Es gibt keinen geschützten Ausbildungsberuf mit dieser Bezeichnung. Üblich sind drei Wege: eine kaufmännische Ausbildung mit anschließender Bauerfahrung, ein technischer Quereinstieg über Bauzeichner oder Bautechniker mit kaufmännischer Weiterbildung, oder ein betriebswirtschaftliches beziehungsweise baubetriebswirtschaftliches Studium. Als Aufbauqualifikation relevant sind der Baukaufmann IHK und Schulungen zu VOB/B. Entscheidend für die Eignung ist nachweisbare Projekterfahrung, nicht der formale Abschluss.

Der Kalkulator arbeitet vor der Auftragserteilung und ermittelt, zu welchem Preis ein Vorhaben wirtschaftlich machbar ist.

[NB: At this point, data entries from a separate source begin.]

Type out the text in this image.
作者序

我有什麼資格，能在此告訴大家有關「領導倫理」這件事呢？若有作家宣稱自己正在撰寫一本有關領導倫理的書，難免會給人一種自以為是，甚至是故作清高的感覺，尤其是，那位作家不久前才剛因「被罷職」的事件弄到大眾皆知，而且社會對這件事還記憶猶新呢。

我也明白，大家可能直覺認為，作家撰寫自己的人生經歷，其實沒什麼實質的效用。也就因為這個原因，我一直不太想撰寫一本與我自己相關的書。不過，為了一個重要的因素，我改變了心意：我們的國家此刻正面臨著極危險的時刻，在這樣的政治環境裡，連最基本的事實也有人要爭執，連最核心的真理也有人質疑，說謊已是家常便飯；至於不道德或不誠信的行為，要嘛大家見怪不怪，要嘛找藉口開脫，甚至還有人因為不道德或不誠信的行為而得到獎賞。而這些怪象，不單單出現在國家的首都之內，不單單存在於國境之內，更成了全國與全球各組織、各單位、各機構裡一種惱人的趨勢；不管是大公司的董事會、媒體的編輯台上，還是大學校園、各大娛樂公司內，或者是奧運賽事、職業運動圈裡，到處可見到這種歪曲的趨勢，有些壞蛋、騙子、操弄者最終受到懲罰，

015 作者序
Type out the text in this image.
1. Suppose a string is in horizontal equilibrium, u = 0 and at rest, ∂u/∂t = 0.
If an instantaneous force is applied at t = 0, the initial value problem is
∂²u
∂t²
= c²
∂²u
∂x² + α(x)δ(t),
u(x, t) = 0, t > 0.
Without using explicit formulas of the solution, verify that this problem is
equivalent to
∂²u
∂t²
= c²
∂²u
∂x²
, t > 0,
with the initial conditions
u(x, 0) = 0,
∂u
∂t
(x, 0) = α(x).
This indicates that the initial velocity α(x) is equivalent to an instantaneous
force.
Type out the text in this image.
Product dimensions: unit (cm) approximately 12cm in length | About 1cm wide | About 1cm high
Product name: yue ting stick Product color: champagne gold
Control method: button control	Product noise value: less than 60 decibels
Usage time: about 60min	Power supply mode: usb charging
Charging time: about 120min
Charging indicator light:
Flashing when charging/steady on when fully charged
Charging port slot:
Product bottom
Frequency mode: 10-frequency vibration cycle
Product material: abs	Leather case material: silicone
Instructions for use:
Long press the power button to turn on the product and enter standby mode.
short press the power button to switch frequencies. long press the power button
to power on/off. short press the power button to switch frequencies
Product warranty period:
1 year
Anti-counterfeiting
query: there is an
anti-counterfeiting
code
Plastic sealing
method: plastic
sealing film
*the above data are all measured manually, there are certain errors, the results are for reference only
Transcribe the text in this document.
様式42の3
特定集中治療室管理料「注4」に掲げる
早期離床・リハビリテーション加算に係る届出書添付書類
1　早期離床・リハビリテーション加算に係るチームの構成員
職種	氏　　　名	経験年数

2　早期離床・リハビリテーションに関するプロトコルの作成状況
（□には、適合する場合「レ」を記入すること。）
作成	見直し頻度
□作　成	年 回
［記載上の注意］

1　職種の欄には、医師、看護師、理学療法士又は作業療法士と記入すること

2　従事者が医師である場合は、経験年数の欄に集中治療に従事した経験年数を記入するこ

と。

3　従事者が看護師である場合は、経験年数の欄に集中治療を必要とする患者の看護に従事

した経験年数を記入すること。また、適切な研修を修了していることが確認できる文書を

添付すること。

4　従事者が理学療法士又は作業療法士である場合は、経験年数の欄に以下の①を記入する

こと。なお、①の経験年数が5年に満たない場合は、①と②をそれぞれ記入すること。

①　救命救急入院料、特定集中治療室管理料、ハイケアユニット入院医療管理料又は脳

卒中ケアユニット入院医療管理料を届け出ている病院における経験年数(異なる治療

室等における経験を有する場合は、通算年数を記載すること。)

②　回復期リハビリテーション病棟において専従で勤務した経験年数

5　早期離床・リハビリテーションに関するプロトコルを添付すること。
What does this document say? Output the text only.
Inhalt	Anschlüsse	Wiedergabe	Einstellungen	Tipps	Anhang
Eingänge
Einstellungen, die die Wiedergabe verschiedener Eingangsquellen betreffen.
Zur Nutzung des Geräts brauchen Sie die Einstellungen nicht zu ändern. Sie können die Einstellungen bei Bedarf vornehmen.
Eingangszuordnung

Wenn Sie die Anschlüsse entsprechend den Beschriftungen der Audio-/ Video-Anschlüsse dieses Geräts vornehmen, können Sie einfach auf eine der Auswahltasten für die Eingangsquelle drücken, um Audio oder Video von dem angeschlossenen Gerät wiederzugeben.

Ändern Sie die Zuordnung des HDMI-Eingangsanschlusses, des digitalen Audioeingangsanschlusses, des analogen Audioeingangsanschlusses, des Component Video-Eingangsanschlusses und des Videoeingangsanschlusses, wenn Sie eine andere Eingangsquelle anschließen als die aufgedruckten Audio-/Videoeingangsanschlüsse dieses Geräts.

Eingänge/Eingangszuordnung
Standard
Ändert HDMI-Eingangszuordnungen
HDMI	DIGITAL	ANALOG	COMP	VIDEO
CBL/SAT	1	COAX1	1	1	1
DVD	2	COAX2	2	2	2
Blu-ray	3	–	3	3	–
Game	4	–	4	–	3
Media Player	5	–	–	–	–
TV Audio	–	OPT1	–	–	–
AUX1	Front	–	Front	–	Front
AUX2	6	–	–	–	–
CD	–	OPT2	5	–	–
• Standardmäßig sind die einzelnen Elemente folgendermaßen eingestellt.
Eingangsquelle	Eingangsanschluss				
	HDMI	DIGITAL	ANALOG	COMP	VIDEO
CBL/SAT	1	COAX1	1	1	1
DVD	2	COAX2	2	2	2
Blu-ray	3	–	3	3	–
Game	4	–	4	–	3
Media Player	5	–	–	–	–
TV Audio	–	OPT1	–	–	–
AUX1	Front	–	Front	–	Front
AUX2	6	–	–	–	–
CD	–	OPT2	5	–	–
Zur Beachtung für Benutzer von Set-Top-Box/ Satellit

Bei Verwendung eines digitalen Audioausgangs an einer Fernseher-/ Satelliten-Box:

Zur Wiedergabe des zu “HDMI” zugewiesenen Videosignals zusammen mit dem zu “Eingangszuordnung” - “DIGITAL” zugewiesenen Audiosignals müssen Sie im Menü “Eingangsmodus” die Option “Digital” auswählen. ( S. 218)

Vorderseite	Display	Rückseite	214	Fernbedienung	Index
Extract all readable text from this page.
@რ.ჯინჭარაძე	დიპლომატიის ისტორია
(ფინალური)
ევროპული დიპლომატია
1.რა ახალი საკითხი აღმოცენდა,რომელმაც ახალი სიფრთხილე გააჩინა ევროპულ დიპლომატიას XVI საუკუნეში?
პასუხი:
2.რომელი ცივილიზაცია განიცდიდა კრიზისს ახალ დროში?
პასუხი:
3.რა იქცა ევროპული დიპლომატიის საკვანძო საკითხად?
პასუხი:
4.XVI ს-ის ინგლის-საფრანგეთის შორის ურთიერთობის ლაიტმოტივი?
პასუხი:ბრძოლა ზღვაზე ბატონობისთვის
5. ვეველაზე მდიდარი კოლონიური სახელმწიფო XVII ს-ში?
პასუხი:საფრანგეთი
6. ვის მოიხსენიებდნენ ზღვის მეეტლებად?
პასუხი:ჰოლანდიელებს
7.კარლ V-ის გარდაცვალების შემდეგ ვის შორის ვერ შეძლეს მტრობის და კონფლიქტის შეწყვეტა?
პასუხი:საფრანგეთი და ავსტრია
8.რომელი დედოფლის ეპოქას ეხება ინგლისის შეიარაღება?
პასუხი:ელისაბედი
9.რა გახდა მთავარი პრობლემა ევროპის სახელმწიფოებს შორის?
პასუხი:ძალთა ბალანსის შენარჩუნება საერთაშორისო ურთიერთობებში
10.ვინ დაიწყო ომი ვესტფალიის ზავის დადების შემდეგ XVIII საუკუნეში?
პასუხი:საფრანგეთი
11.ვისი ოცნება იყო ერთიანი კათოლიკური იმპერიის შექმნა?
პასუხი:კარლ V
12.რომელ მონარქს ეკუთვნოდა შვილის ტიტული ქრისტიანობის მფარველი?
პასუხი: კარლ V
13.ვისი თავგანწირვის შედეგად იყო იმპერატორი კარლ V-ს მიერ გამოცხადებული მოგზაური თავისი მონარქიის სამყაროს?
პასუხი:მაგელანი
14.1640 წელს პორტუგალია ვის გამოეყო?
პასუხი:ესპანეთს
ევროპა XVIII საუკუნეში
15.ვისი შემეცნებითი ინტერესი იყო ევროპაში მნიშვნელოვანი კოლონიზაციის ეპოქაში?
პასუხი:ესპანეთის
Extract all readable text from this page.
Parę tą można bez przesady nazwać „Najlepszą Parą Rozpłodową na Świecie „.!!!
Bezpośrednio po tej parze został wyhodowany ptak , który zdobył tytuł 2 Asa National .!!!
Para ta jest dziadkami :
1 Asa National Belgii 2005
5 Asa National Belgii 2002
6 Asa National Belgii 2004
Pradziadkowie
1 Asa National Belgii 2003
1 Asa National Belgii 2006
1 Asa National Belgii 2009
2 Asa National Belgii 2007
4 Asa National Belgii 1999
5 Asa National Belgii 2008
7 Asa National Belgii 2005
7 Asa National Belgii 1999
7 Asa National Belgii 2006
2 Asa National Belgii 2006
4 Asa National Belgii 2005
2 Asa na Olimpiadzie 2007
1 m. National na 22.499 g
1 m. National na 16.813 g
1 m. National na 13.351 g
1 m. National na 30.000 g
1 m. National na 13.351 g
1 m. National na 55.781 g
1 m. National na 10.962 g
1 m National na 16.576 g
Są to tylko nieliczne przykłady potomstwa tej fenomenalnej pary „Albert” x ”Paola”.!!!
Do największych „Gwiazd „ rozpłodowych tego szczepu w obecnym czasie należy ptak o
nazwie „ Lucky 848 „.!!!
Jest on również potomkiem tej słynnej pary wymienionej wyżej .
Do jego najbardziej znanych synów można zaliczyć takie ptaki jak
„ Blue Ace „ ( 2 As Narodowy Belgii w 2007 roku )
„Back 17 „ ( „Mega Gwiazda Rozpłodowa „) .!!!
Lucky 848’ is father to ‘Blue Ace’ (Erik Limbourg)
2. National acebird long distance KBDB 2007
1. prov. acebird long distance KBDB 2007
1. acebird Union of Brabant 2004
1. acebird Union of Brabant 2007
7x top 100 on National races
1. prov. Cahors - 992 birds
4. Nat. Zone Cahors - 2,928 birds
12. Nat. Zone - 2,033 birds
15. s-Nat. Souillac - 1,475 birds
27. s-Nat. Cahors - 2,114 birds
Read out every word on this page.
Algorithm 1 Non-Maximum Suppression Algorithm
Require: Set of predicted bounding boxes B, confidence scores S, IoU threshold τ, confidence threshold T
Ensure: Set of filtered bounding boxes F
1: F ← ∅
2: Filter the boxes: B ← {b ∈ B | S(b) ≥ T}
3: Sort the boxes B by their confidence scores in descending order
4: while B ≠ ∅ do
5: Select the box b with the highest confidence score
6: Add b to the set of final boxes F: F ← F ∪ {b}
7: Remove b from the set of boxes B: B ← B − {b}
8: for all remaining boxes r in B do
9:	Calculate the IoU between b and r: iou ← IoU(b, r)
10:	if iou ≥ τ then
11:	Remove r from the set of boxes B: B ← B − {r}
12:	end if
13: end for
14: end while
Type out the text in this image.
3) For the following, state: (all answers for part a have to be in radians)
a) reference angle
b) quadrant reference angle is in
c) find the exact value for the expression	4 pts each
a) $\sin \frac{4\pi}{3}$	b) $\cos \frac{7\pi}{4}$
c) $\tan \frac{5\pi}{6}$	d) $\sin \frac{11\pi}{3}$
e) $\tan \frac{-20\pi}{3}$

Der Baukaufmann setzt danach an und stellt sicher, dass die erbrachte Leistung vollständig dokumentiert, abgerechnet und bezahlt wird. Beide Rollen brauchen Kostenverständnis, aber unterschiedliche Kompetenzen: Der Kalkulator braucht Bauverfahrenswissen, der Baukaufmann Vertrags- und Abrechnungsroutine. In kleineren Unternehmen werden beide Aufgaben häufig von einer Person übernommen.

Ab einem Jahresumsatz von etwa 8 bis 10 Millionen Euro rechnet sich eine dedizierte Position in der Regel. Unterhalb dieser Grenze wird die Aufgabe meist von der kaufmännischen Leitung oder einer Assistenzrolle mitgetragen. Der Kipppunkt liegt weniger beim Umsatz als bei der Anzahl paralleler Baustellen: Ab etwa acht gleichzeitig laufenden Vorhaben leidet die Nachtragsdisziplin messbar, wenn niemand die Aufgabe hauptverantwortlich führt.

Die Zielgruppe ist klein und weitgehend gebunden. Wer Bauabrechnung nach VOB/B, ARGE-Buchführung und bauspezifische ERP-Systeme beherrscht, sitzt in einer sicheren Anstellung und reagiert selten auf Stellenanzeigen. Zusätzlich konkurriert die Baubranche bei kaufmännischen Profilen mit Branchen, die höhere Einstiegsgehälter und mehr Homeoffice bieten. Erfolgreiche Besetzungen laufen daher überwiegend über direkte Ansprache im relevanten Marktsegment.